On Wednesday, the Jan. 6 committee acknowledged that it had altered a text Jordan had forwarded to Meadows. The Federalist reported that the text was edited by Rep. Adam Schiff, D-Calif., who sits on the Jan. 6 panel, and his staff. With the addition of the period, the sentence was cut in half, eliminating the rest of Schmitz’s legal argument.
”The Select Committee on Monday,” a spokesman wrote, ”created and provided Representative Schiff a graphic to use during the business meeting quoting from a text message from ‘a lawmaker’ to Mr. Meadows. The graphic read, ‘On January 6, 2021, Vice President Mike Pence, as President of the Senate, should call out all electoral votes that he believes are unconstitutional as no electoral votes at all.”’
”In the graphic, the period at the end of that sentence was added inadvertently.
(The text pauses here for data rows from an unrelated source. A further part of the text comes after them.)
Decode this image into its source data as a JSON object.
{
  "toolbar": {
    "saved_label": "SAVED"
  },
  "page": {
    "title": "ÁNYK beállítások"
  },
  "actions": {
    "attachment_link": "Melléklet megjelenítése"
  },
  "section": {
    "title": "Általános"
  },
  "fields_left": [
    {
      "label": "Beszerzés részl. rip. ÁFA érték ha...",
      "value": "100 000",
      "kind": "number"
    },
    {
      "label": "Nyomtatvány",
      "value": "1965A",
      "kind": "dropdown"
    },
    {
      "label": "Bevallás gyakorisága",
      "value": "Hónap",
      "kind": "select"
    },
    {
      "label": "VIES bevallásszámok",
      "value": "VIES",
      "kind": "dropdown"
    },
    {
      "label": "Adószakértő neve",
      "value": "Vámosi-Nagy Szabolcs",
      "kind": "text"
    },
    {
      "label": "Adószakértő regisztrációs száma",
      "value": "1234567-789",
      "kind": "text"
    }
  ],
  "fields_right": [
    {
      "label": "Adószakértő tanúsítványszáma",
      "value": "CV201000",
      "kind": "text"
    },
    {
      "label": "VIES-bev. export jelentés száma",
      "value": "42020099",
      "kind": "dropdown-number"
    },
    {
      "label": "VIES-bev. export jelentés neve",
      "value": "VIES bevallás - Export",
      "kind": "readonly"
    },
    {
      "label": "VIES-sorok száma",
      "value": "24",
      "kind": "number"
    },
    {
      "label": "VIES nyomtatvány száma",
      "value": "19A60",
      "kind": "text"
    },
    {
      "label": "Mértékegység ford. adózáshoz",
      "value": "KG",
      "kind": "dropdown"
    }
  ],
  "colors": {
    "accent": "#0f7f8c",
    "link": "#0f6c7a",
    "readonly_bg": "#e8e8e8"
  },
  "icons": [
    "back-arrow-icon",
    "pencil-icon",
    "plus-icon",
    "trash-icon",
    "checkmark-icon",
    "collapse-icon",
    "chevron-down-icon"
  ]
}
The Select Committee is responsible for and regrets the error,” the spokesman said.
So far, it was not explained why the text, written by Schmitz and sent to Jordan on Jan. 5, was attributed to Jordan writing it.
On the evening of Jan. 5, Schmitz texted Jordan, ”Good luck tomorrow!” and included the four-page legal memo. Schmitz then texted Jordan a three-paragraph summary of the document, which Schiff edited and attributed to Jordan.
When asked if Jordan would have written the three-paragraph summary, a lawmaker responded: ‘That’s just not Jim’s style. Long, nerdy paragraphs might be my style, but that’s not Jim’s style at all.”
”Plus, you have to remember what was going on at that time,” the lawmaker added. ”People were sending around these law review articles and debates left and right because we had an interest in learning the facts and getting them right. And if it’s somehow seditious in this country to debate or share a law review article on Alexander Hamilton’s view on things, that’s not really a country I want to be a part of anymore.”
Another lawmaker laughed when asked if Jordan could have sent the three-paragraph summary.
”If he texts at all, it’s usually something like ‘yes’ or ‘call me,”’ they said.
”The idea that Jordan would sit down and punch out a long-winded legal argument via text is absurd,” a colleague close to Jordan said. ”That’s just not how he works.”